Paul is remarkably forthright as he contemplates the conclusion of his life. In this moving passage, the reader senses his longing to depart and be with the Lord.
As for me, I am already being poured out as a libation, and the time of my departure has come. I have fought the good fight, I have finished the race, I have kept the faith. From now on there is reserved for me the crown of righteousness, which the Lord, the righteous judge, will give me on that day, and not only to me but also to all who have longed for his appearing.
(2 Timothy 4:6-8)
His language of being “poured out as a libation” is spiritually rich. Drawing from imagery of priestly sacrifice, he compares his life to a “drink offering,” one given wholly to God. This has been a central theme in his apostolic work, as he has followed the pathway of Jesus, who emptied himself for others.

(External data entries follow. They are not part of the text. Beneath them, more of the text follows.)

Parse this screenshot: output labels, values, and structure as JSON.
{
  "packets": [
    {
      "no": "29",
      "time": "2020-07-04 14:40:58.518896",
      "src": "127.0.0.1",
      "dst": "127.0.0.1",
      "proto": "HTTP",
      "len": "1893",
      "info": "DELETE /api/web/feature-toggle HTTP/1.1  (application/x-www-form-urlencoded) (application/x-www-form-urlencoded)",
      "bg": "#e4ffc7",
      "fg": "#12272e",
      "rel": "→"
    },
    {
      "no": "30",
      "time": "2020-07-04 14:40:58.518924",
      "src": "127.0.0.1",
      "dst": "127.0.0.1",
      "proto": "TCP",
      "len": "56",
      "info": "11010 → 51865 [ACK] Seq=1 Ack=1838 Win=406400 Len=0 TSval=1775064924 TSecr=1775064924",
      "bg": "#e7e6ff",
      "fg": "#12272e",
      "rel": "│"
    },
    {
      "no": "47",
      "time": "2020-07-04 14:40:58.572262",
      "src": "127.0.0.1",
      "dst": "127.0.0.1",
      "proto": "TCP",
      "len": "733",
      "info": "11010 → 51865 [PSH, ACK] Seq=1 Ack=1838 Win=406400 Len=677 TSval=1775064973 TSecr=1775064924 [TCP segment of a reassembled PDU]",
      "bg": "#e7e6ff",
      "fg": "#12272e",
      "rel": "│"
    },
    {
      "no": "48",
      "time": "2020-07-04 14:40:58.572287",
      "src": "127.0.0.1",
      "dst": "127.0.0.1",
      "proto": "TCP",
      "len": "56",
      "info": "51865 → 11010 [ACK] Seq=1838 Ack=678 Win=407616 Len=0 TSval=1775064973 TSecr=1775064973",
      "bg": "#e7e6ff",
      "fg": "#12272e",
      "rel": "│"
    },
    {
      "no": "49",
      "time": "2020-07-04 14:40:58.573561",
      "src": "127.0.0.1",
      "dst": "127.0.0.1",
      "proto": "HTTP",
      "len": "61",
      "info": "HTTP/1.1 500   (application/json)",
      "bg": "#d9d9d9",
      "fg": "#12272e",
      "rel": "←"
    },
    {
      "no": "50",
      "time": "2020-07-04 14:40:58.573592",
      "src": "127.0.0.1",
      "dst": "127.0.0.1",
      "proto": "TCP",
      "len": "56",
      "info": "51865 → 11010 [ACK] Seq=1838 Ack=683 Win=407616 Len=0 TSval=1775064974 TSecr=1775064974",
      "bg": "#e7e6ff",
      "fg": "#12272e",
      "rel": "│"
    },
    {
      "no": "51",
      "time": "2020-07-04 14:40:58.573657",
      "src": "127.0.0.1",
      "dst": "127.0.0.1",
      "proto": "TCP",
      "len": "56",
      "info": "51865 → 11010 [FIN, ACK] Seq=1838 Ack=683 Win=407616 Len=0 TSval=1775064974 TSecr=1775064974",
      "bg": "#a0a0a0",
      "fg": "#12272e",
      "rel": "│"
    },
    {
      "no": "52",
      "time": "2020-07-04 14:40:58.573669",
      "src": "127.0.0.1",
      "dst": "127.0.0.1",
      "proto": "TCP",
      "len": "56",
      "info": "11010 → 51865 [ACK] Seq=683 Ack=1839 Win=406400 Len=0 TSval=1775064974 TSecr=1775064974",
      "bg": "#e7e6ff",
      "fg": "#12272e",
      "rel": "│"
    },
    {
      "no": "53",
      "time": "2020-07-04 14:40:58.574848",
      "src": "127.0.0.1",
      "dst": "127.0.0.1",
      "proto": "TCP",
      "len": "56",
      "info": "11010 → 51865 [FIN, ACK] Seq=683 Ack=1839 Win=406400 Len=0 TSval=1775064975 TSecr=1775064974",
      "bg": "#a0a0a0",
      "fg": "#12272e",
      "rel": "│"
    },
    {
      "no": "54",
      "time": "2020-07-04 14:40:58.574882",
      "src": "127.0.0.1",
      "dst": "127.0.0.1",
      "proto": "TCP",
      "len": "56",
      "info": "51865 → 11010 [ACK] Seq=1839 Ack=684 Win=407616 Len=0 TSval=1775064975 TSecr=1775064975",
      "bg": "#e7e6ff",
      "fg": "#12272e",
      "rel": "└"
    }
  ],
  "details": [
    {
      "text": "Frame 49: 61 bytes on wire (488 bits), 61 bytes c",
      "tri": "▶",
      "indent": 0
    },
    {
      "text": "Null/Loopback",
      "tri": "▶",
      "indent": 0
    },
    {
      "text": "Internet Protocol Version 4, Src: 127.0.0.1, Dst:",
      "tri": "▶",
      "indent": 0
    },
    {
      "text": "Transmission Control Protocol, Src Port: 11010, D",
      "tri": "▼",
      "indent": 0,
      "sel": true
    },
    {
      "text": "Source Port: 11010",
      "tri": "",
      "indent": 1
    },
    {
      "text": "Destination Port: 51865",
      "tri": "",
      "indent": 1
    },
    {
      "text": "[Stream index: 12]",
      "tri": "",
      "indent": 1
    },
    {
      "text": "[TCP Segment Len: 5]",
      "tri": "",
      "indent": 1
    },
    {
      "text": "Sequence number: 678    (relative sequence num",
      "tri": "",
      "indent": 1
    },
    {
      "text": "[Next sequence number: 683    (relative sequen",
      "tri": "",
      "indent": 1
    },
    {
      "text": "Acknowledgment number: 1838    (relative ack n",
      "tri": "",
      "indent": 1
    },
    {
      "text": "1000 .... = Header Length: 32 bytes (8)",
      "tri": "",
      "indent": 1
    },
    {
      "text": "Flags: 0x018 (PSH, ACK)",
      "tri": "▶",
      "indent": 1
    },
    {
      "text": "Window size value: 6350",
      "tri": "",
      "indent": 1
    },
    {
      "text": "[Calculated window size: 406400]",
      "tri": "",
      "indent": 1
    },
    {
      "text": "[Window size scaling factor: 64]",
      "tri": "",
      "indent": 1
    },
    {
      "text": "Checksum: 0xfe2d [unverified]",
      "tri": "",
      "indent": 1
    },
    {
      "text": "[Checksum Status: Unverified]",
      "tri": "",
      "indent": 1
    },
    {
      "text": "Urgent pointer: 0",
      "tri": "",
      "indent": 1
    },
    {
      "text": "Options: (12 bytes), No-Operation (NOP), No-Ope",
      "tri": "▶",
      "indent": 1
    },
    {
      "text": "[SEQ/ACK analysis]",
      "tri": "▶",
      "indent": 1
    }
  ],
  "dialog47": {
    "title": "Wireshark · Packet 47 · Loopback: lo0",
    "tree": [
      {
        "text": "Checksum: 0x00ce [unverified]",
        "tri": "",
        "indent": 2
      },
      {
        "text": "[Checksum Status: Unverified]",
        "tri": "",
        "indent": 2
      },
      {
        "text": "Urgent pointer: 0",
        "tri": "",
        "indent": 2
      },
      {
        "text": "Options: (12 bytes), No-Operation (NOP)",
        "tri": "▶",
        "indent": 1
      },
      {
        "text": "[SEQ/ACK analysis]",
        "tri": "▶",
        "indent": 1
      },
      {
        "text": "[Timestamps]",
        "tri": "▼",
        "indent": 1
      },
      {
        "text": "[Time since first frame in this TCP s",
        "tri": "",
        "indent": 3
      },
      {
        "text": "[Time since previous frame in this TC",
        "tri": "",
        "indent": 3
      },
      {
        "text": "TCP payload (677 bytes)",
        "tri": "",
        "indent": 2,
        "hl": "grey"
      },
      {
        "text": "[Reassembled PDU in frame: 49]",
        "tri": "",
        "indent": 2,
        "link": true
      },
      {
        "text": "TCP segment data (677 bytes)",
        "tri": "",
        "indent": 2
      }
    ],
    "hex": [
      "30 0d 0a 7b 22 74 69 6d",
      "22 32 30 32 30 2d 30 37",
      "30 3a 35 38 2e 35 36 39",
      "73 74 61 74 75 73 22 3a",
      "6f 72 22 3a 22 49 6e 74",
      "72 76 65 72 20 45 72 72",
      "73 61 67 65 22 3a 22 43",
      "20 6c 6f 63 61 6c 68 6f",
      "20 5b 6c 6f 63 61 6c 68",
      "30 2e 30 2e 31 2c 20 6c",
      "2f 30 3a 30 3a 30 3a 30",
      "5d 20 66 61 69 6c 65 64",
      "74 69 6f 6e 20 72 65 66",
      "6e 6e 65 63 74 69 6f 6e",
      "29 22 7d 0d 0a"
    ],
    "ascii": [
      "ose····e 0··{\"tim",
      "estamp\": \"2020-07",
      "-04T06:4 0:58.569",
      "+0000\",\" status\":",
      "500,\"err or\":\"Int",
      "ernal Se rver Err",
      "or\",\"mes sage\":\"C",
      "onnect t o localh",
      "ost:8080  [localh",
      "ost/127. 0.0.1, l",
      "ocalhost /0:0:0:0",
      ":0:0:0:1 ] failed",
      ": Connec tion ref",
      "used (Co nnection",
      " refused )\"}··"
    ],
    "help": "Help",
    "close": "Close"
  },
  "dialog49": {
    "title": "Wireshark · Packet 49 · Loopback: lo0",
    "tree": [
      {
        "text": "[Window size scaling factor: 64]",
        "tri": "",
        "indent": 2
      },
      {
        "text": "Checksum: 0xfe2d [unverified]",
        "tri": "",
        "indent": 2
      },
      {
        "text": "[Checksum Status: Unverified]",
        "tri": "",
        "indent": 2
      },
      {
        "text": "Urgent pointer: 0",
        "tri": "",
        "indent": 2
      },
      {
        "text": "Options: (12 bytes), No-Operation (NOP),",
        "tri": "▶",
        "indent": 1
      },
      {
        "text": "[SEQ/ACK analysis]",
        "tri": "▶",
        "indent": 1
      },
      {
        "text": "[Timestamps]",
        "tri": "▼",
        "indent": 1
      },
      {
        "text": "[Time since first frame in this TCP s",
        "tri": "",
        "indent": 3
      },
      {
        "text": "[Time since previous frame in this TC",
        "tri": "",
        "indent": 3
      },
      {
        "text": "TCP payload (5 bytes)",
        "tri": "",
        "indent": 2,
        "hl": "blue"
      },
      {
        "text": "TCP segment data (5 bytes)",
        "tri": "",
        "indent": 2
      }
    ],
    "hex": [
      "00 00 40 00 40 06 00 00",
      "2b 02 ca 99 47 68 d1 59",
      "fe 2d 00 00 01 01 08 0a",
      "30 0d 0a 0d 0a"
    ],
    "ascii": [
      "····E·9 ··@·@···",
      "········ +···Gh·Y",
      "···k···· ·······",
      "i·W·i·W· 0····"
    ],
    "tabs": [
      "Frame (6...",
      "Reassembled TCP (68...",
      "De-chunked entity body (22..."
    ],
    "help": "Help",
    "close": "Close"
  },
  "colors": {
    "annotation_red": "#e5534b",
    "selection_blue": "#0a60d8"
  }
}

Other themes of his ministry are here. He has competed as a good athlete, and now he awaits his prize, a “crown of righteousness.” He knows that he can entrust his future to God, the source of righteous judgment and resurrection hope.
This lovely time of year also signals departure and dying. Shimmering trees that delight us will soon be bare as they prepare for a new season. The seasons of our lives are fleeting, also.
The end of October and early November are special times of remembrance for the church. On October 31 we celebrate “All Hallows Eve,” followed by All Saints’ Day (November 1) and All Souls’ Day (November 2). These days were given to remembering the dead, and all the accouterments of Halloween (witches, black cats, zombies, etc.) came later.
Baptists could profit from devoting greater attention to these liturgical holidays. Some congregations use Memorial Day as a time of remembering those who have departed in the prior year; solemnly reading their names, often accompanied by a tolling bell. Why not make the Sunday nearest All Saints’ Day a time of giving thanks for their lives?
Celebrating Eucharist on that day could further enrich the service. The church gathers with Christ’s whole Body—with those whose rest is won and those still running the race. The dead in Christ are near to us as we remember their graceful imprint on our lives.
Following the pattern of the Apostle, let us strive to be faithful in all seasons of our lives. We also trust that God reserves for us the ultimate prize, to be in God’s unhindered presence eternally.